The top provider of official development assistance in the 1990s, Japan has since been shrinking its foreign aid budget as the economy stagnates.
But Sadako Ogata, president of the Japan International Cooperation Agency, the implementing arm of Japan’s ODA, says developing countries continue to have high expectations for Japanese support.
“It’s necessary to consider thoroughly Japan’s role in the international community again,” said Ogata, former U.N. High Commissioner for Refugees.
In the 1990s, Japan was the world’s most generous donor. By 2008, however, Japan was down to No. 5, after the United States, Germany, Britain and France among the 22 member countries of the Development Assistance Committee of the Organization for Economic Cooperation and Development.
In June, the Foreign Ministry compiled an ODA policy review report calling for strategic and effective implementation of foreign aid. Behind the review was concern that public interest in providing ODA was waning.
In the past, Ogata has called for Japan to increase the ODA budget and regain its status as a major donor. During the interview, she observed that most Japanese lack the awareness of how Japan has contributed to the world by providing development assistance to neighboring countries since the war.
“Japan has its own experience of receiving development aid to reconstruct the country (after the war). We received aid from the World Bank and built dams, power generation facilities and bullet trains,” she said. “When looking at the history of how Japan dropped militarism and searched for a way to contribute to the world, it is clear that development assistance was a major tool.”
For many years, the primary recipients of Japan’s foreign aid were in Asia, but Ogata said JICA has now shifted attention to Africa, after many Asian economies started to grow. In fact, African countries are eager to learn how Japan and other parts of Asia succeeded. “They are interested in science technology that supported Japan’s growth,” she said.
Indeed, previous aid recipients in Asia, including South Korea and China, are now becoming donors, helping to advance the international cooperation effort, according to Ogata. JICA has been in talks with its counterparts in those two countries to seek ways to cooperate on development, she said.
“For example, in Ethiopia, we have supported the construction of major roads leading to Addis Ababa, while the Chinese built the ring road within that city. If we had been able to talk with China from the start, those two roads could have been well connected. So we’re talking about arranging our role-sharing so it can better benefit the recipients,” Ogata said.
Building infrastructure is important in Africa, Ogata said, pointing to the highways connecting several countries that Japan helped construct. “Unless infrastructure exists, commodities won’t be exchanged and the economy will not develop,” she said.
Meanwhile, many countries still suffer from a lack of social infrastructure. The U.N. Millennium Development Goals that were adopted in 2000 set the world on a quest to halve extreme poverty, halt the spread of HIV, provide universal primary education and improve maternal health and child mortality by 2015. An action plan to boost the efforts was adopted in September at the U.N. Summit because much needs to be done by the deadline.
Because they are linked, it is necessary to support both social and economic infrastructure development, Ogata said. “It can’t be just medical support.
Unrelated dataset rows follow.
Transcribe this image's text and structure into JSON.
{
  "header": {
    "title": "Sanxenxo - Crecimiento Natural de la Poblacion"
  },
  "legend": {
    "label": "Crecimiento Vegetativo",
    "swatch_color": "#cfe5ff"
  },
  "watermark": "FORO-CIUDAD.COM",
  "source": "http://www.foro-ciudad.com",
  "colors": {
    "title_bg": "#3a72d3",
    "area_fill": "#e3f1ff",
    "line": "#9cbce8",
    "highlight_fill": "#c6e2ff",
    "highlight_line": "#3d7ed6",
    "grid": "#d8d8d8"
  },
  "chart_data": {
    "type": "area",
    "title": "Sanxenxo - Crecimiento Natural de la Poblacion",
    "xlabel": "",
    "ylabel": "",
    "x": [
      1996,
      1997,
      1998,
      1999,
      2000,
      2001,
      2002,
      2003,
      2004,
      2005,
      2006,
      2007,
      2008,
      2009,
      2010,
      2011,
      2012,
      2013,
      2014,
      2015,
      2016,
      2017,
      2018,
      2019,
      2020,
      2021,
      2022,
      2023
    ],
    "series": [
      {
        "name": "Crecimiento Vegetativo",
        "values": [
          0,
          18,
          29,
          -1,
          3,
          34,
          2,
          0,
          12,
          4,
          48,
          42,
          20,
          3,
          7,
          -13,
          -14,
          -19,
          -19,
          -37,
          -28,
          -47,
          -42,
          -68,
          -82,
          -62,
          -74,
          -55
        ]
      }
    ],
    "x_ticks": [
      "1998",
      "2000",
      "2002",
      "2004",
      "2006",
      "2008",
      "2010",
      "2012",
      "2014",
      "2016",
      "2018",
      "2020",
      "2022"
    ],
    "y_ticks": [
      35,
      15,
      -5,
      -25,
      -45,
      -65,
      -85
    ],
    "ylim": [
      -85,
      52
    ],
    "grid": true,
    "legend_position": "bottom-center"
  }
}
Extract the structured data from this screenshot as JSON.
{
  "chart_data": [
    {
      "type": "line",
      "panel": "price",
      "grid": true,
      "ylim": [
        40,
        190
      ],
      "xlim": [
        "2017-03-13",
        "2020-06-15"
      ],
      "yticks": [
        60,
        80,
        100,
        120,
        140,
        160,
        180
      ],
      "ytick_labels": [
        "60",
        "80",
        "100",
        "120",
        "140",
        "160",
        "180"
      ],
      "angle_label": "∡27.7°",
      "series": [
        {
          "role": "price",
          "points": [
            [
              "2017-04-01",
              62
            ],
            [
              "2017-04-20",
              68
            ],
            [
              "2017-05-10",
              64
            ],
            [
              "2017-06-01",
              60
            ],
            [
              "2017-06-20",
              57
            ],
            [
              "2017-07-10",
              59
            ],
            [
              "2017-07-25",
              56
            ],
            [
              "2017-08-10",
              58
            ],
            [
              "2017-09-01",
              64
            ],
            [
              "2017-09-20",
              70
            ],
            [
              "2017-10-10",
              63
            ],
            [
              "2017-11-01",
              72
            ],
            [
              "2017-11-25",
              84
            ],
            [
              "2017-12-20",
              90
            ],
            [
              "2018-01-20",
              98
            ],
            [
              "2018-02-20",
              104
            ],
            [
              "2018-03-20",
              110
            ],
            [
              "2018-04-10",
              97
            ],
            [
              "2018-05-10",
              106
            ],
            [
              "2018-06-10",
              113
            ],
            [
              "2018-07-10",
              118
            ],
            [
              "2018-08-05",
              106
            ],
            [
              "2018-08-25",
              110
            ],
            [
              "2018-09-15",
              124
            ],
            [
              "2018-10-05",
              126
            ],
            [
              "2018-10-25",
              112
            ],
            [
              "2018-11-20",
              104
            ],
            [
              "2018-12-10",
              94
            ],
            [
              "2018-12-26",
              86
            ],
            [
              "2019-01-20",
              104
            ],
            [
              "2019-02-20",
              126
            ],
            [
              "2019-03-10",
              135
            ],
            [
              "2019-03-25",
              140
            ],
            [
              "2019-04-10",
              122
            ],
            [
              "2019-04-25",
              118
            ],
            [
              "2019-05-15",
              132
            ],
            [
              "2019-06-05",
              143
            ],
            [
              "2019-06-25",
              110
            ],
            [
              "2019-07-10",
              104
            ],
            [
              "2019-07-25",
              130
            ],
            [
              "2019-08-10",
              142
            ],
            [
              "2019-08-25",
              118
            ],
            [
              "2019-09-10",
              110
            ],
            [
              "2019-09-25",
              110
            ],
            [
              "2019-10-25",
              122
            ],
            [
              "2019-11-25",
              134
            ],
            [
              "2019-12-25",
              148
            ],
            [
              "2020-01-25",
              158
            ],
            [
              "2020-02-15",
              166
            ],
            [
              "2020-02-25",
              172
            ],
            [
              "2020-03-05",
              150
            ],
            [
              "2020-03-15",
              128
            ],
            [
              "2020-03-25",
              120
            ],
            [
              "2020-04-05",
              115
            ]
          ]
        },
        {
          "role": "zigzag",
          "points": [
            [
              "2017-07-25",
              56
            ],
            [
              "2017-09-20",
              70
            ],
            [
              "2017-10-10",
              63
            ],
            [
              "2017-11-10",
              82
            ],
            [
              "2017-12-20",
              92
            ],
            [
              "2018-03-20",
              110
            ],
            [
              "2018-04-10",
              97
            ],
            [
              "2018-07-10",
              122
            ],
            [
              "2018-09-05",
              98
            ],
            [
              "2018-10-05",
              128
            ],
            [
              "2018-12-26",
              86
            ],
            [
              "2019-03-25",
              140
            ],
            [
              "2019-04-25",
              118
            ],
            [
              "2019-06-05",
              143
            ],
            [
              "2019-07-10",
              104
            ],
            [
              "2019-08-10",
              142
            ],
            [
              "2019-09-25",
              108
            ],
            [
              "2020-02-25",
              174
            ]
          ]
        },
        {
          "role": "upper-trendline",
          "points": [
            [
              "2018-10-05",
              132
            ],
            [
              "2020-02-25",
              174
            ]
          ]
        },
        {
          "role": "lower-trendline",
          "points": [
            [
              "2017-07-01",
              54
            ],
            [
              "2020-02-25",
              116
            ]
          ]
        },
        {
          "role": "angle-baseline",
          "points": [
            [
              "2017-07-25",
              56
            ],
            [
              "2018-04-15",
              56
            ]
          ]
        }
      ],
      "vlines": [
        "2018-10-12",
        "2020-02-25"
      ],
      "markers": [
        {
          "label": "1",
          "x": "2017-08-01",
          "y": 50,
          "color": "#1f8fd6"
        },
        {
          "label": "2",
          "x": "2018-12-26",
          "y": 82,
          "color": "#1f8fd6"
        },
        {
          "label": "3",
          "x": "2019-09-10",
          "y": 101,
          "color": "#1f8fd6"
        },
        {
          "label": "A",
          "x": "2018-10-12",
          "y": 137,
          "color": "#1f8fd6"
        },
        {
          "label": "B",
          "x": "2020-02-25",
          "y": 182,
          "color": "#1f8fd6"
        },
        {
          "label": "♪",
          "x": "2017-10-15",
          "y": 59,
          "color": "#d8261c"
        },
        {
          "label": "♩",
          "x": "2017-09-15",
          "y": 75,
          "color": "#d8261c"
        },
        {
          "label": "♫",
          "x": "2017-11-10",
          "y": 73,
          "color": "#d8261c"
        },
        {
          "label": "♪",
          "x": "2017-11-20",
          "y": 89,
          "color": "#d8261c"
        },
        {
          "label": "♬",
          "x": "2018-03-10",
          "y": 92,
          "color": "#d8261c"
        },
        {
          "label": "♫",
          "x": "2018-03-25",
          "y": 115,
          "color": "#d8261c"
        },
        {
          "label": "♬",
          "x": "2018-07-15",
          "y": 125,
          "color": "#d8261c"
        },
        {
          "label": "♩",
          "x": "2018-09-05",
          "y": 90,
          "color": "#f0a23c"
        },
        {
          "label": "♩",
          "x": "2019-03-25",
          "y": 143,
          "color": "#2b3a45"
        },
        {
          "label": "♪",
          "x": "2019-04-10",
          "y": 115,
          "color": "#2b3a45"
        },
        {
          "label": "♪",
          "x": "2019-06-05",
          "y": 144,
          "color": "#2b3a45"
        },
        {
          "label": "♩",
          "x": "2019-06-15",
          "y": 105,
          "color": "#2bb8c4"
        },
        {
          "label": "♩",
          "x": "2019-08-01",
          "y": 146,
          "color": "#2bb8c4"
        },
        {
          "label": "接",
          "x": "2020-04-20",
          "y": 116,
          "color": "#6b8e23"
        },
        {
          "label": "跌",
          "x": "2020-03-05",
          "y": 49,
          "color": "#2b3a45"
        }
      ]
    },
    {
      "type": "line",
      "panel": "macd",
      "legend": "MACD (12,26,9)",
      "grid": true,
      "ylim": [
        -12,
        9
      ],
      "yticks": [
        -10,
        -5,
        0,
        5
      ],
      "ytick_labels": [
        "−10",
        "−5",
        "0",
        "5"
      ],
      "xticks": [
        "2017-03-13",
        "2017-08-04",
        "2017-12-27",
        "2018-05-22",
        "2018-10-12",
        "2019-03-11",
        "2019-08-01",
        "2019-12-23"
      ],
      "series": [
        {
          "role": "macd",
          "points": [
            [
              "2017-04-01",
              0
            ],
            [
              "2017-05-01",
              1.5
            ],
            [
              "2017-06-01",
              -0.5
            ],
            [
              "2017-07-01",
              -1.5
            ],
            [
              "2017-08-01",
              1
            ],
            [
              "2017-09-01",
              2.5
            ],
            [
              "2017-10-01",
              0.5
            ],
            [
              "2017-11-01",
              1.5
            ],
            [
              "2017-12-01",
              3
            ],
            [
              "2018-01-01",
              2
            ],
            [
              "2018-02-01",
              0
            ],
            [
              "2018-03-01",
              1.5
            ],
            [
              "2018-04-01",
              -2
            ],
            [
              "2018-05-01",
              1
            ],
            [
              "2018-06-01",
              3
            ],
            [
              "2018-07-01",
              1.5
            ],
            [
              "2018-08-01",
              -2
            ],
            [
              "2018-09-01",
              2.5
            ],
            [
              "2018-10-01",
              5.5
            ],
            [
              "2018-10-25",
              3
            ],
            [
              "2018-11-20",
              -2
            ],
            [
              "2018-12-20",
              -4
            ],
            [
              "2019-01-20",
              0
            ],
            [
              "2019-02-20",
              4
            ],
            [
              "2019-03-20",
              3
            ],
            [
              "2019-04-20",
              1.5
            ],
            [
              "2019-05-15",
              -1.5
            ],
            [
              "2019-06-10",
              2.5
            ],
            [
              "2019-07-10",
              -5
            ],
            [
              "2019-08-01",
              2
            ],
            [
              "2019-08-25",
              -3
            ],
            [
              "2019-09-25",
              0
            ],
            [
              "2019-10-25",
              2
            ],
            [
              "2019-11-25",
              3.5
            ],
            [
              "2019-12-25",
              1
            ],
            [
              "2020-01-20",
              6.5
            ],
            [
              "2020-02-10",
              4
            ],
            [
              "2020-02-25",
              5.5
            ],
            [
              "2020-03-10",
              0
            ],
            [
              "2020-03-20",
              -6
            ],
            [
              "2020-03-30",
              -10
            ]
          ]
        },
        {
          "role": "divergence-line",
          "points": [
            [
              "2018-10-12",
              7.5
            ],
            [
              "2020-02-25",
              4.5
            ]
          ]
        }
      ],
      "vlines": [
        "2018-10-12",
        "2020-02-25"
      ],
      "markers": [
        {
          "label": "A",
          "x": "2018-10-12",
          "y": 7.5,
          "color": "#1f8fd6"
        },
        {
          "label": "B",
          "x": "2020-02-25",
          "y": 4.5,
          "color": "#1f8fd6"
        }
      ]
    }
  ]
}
The education to promote it, and an improved environment . . . these are all linked together and are necessary,” she said. “And economic growth will help assure medical support and the spread of education.”
During the interview, the former High Commissioner praised the government for “finally” taking part in the UNHCR’s third-country resettlement program and accepting Myanmar refugees from Thailand. Around 90 ethnic Karens will resettle in Japan during the three-year pilot program. The first 27 arrived in the fall.
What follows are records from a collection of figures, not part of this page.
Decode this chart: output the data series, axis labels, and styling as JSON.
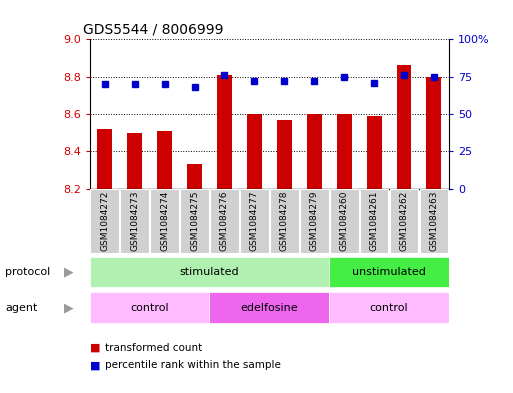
{
  "title": "GDS5544 / 8006999",
  "samples": [
    "GSM1084272",
    "GSM1084273",
    "GSM1084274",
    "GSM1084275",
    "GSM1084276",
    "GSM1084277",
    "GSM1084278",
    "GSM1084279",
    "GSM1084260",
    "GSM1084261",
    "GSM1084262",
    "GSM1084263"
  ],
  "transformed_count": [
    8.52,
    8.5,
    8.51,
    8.33,
    8.81,
    8.6,
    8.57,
    8.6,
    8.6,
    8.59,
    8.86,
    8.8
  ],
  "percentile_rank": [
    70,
    70,
    70,
    68,
    76,
    72,
    72,
    72,
    75,
    71,
    76,
    75
  ],
  "ylim_left": [
    8.2,
    9.0
  ],
  "ylim_right": [
    0,
    100
  ],
  "yticks_left": [
    8.2,
    8.4,
    8.6,
    8.8,
    9.0
  ],
  "yticks_right": [
    0,
    25,
    50,
    75,
    100
  ],
  "ytick_labels_right": [
    "0",
    "25",
    "50",
    "75",
    "100%"
  ],
  "bar_color": "#cc0000",
  "dot_color": "#0000cc",
  "bar_bottom": 8.2,
  "protocol_groups": [
    {
      "label": "stimulated",
      "start": 0,
      "end": 8,
      "color": "#b0f0b0"
    },
    {
      "label": "unstimulated",
      "start": 8,
      "end": 12,
      "color": "#44ee44"
    }
  ],
  "agent_groups": [
    {
      "label": "control",
      "start": 0,
      "end": 4,
      "color": "#ffbbff"
    },
    {
      "label": "edelfosine",
      "start": 4,
      "end": 8,
      "color": "#ee66ee"
    },
    {
      "label": "control",
      "start": 8,
      "end": 12,
      "color": "#ffbbff"
    }
  ],
  "legend_bar_label": "transformed count",
  "legend_dot_label": "percentile rank within the sample",
  "protocol_label": "protocol",
  "agent_label": "agent",
  "bg_color": "#ffffff",
  "tick_label_color_left": "#cc0000",
  "tick_label_color_right": "#0000cc",
  "box_color": "#d0d0d0",
  "arrow_color": "#999999"
}
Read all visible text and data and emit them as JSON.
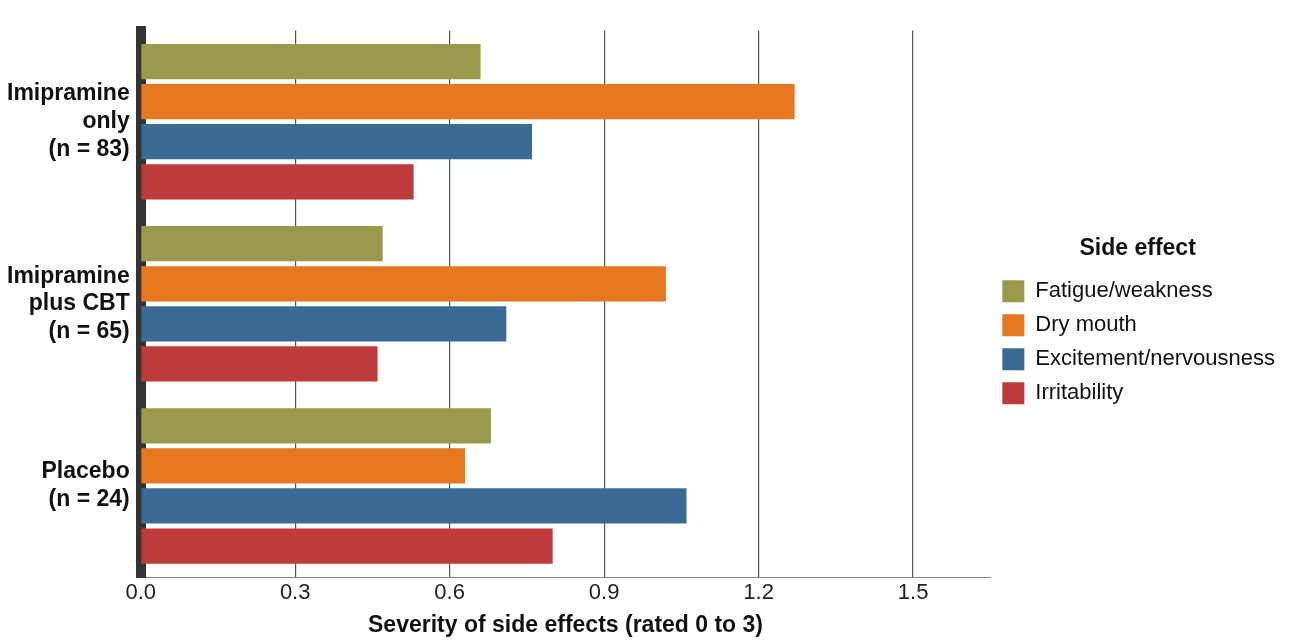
{
  "chart_data": {
    "type": "bar",
    "orientation": "horizontal",
    "xlabel": "Severity of side effects (rated 0 to 3)",
    "legend_title": "Side effect",
    "legend": "right",
    "grid": "x",
    "categories": [
      "Imipramine\nonly\n(n = 83)",
      "Imipramine\nplus CBT\n(n = 65)",
      "Placebo\n(n = 24)"
    ],
    "series": [
      {
        "name": "Fatigue/weakness",
        "color": "#9a9a4c",
        "values": [
          0.66,
          0.47,
          0.68
        ]
      },
      {
        "name": "Dry mouth",
        "color": "#e87722",
        "values": [
          1.27,
          1.02,
          0.63
        ]
      },
      {
        "name": "Excitement/nervousness",
        "color": "#3b6b94",
        "values": [
          0.76,
          0.71,
          1.06
        ]
      },
      {
        "name": "Irritability",
        "color": "#bf3a3a",
        "values": [
          0.53,
          0.46,
          0.8
        ]
      }
    ],
    "xlim": [
      0,
      1.65
    ],
    "xticks": [
      {
        "value": 0,
        "label": "0.0"
      },
      0.3,
      0.6,
      0.9,
      1.2,
      1.5
    ]
  }
}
“I do feel that there is a digit or two missing,” Ogata said. During her UNHCR stint between 1991 and 2000, Ogata said she felt Japan was very reluctant to assist refugees, and noted the country has not changed much in that regard.
Looking back at the past year, Ogata noted the world may have had been hit with more natural disasters than usual, including earthquakes in Haiti and Indonesia as well as major flooding in Pakistan, where JICA engaged in disaster relief.
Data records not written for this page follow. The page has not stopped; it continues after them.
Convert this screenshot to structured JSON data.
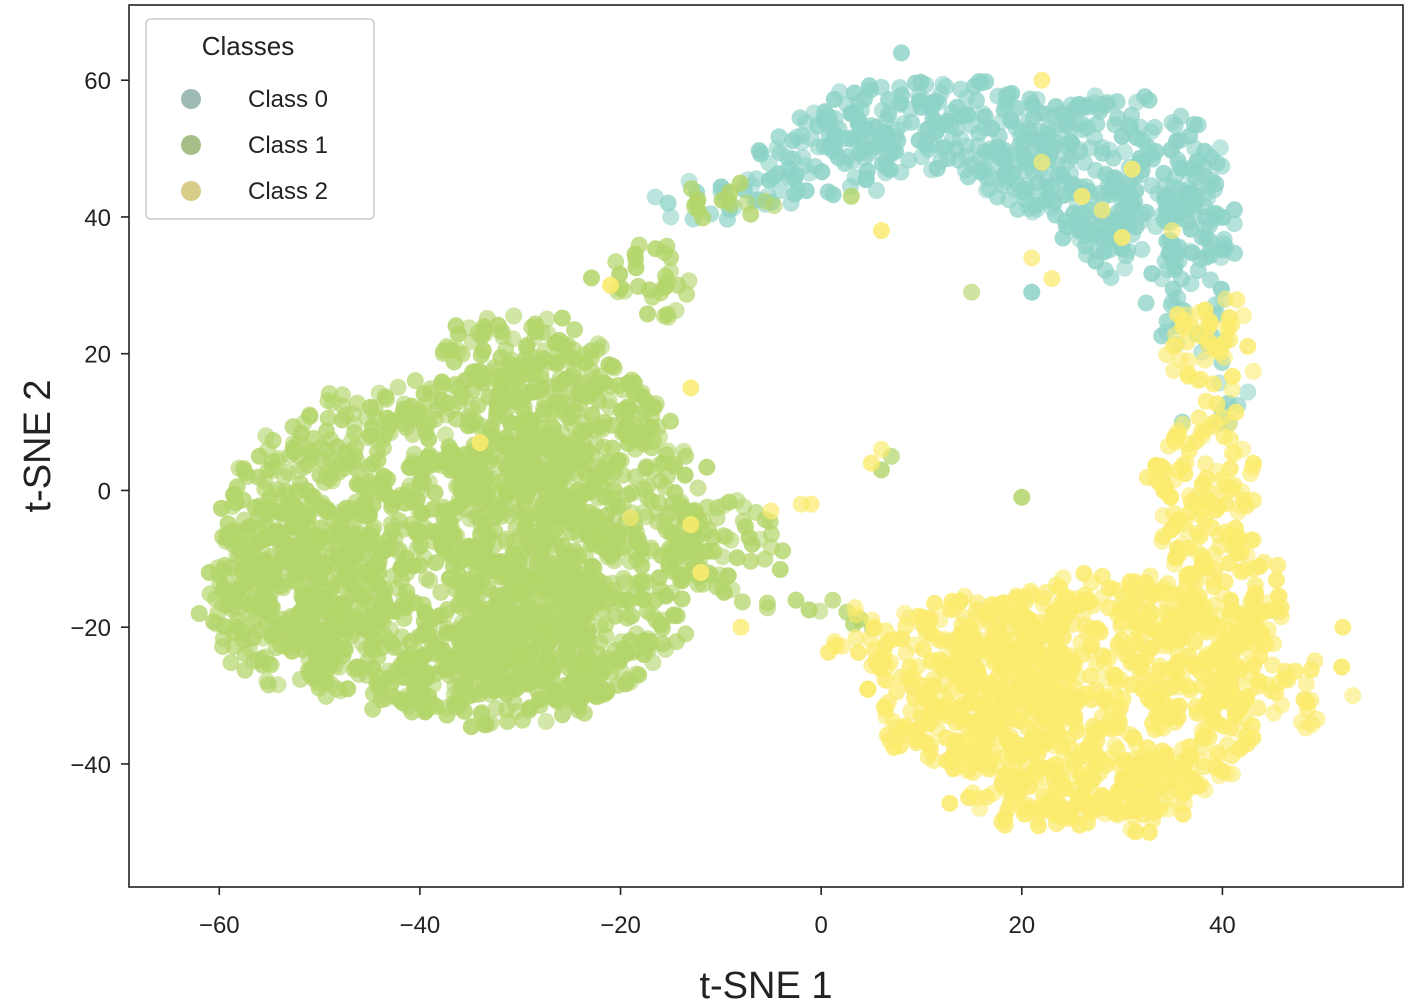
{
  "chart_data": {
    "type": "scatter",
    "title": "",
    "xlabel": "t-SNE 1",
    "ylabel": "t-SNE 2",
    "xlim": [
      -69,
      58
    ],
    "ylim": [
      -58,
      71
    ],
    "xticks": [
      -60,
      -40,
      -20,
      0,
      20,
      40
    ],
    "yticks": [
      -40,
      -20,
      0,
      20,
      40,
      60
    ],
    "xtick_labels": [
      "−60",
      "−40",
      "−20",
      "0",
      "20",
      "40"
    ],
    "ytick_labels": [
      "−40",
      "−20",
      "0",
      "20",
      "40",
      "60"
    ],
    "grid": false,
    "legend": {
      "title": "Classes",
      "position": "top-left",
      "entries": [
        "Class 0",
        "Class 1",
        "Class 2"
      ]
    },
    "series": [
      {
        "name": "Class 0",
        "color": "#8ed3c7",
        "legend_color": "#9dbab5",
        "regions": [
          {
            "cx": 12,
            "cy": 53,
            "rx": 14,
            "ry": 7,
            "density": 0.9
          },
          {
            "cx": 28,
            "cy": 47,
            "rx": 12,
            "ry": 10,
            "density": 0.9
          },
          {
            "cx": 33,
            "cy": 38,
            "rx": 9,
            "ry": 7,
            "density": 0.8
          },
          {
            "cx": 0,
            "cy": 48,
            "rx": 8,
            "ry": 5,
            "density": 0.7
          },
          {
            "cx": -10,
            "cy": 43,
            "rx": 6,
            "ry": 3,
            "density": 0.5
          },
          {
            "cx": 37,
            "cy": 26,
            "rx": 4,
            "ry": 6,
            "density": 0.5
          },
          {
            "cx": 40,
            "cy": 13,
            "rx": 2,
            "ry": 6,
            "density": 0.3
          }
        ],
        "points": [
          [
            8,
            64
          ],
          [
            36,
            10
          ],
          [
            -3,
            42
          ],
          [
            21,
            29
          ],
          [
            -15,
            40
          ]
        ]
      },
      {
        "name": "Class 1",
        "color": "#b3d56a",
        "legend_color": "#a7bf87",
        "regions": [
          {
            "cx": -40,
            "cy": -8,
            "rx": 20,
            "ry": 24,
            "density": 1.0
          },
          {
            "cx": -25,
            "cy": -5,
            "rx": 13,
            "ry": 26,
            "density": 1.0
          },
          {
            "cx": -52,
            "cy": -15,
            "rx": 9,
            "ry": 14,
            "density": 0.9
          },
          {
            "cx": -33,
            "cy": -28,
            "rx": 12,
            "ry": 6,
            "density": 0.8
          },
          {
            "cx": -10,
            "cy": -8,
            "rx": 6,
            "ry": 7,
            "density": 0.7
          },
          {
            "cx": -17,
            "cy": 30,
            "rx": 4,
            "ry": 6,
            "density": 0.6
          },
          {
            "cx": -10,
            "cy": 42,
            "rx": 5,
            "ry": 3,
            "density": 0.5
          },
          {
            "cx": -3,
            "cy": -17,
            "rx": 4,
            "ry": 2,
            "density": 0.4
          },
          {
            "cx": 3,
            "cy": -20,
            "rx": 3,
            "ry": 2,
            "density": 0.3
          },
          {
            "cx": -30,
            "cy": 20,
            "rx": 8,
            "ry": 6,
            "density": 0.8
          }
        ],
        "points": [
          [
            -62,
            -18
          ],
          [
            -61,
            -12
          ],
          [
            -56,
            5
          ],
          [
            6,
            3
          ],
          [
            7,
            5
          ],
          [
            20,
            -1
          ],
          [
            15,
            29
          ],
          [
            3,
            43
          ]
        ]
      },
      {
        "name": "Class 2",
        "color": "#fbeb6d",
        "legend_color": "#d8cc89",
        "regions": [
          {
            "cx": 28,
            "cy": -30,
            "rx": 16,
            "ry": 18,
            "density": 1.0
          },
          {
            "cx": 15,
            "cy": -28,
            "rx": 10,
            "ry": 13,
            "density": 1.0
          },
          {
            "cx": 40,
            "cy": -20,
            "rx": 6,
            "ry": 14,
            "density": 0.8
          },
          {
            "cx": 38,
            "cy": 0,
            "rx": 5,
            "ry": 12,
            "density": 0.8
          },
          {
            "cx": 39,
            "cy": 20,
            "rx": 4,
            "ry": 9,
            "density": 0.6
          },
          {
            "cx": 49,
            "cy": -30,
            "rx": 4,
            "ry": 5,
            "density": 0.5
          },
          {
            "cx": 25,
            "cy": -46,
            "rx": 12,
            "ry": 4,
            "density": 0.8
          },
          {
            "cx": 5,
            "cy": -22,
            "rx": 4,
            "ry": 4,
            "density": 0.5
          }
        ],
        "points": [
          [
            -34,
            7
          ],
          [
            -19,
            -4
          ],
          [
            -13,
            -5
          ],
          [
            -13,
            15
          ],
          [
            -21,
            30
          ],
          [
            22,
            60
          ],
          [
            22,
            48
          ],
          [
            31,
            47
          ],
          [
            26,
            43
          ],
          [
            28,
            41
          ],
          [
            35,
            38
          ],
          [
            21,
            34
          ],
          [
            23,
            31
          ],
          [
            30,
            37
          ],
          [
            6,
            38
          ],
          [
            -2,
            -2
          ],
          [
            -5,
            -3
          ],
          [
            5,
            4
          ],
          [
            6,
            6
          ],
          [
            -1,
            -2
          ],
          [
            52,
            -20
          ],
          [
            53,
            -30
          ],
          [
            -12,
            -12
          ],
          [
            -8,
            -20
          ]
        ]
      }
    ]
  }
}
“From my experience with both (UNHCR and JICA), working on natural disasters is more straightforward than dealing with conflicts because the latter can get complicated by the opposing parties involved. But with natural disasters, everyone can work together,” she said.
“Dealing with human disasters is also much more challenging, because you need to understand the diversity of the world, the problems people face and what they suffer and the fact that there is social injustice,” she said.
Ogata received her Ph.D. from the University of California, Berkeley, and taught at International Christian University and Sophia University before taking her position at the United Nations. Based on her own experience, she encourages young Japanese to go abroad to study and expand their views.
For Japan to continue maintaining its presence in the world, “it is really important for people to hold a wide international perspective and understand the differences of others and work together,” she said.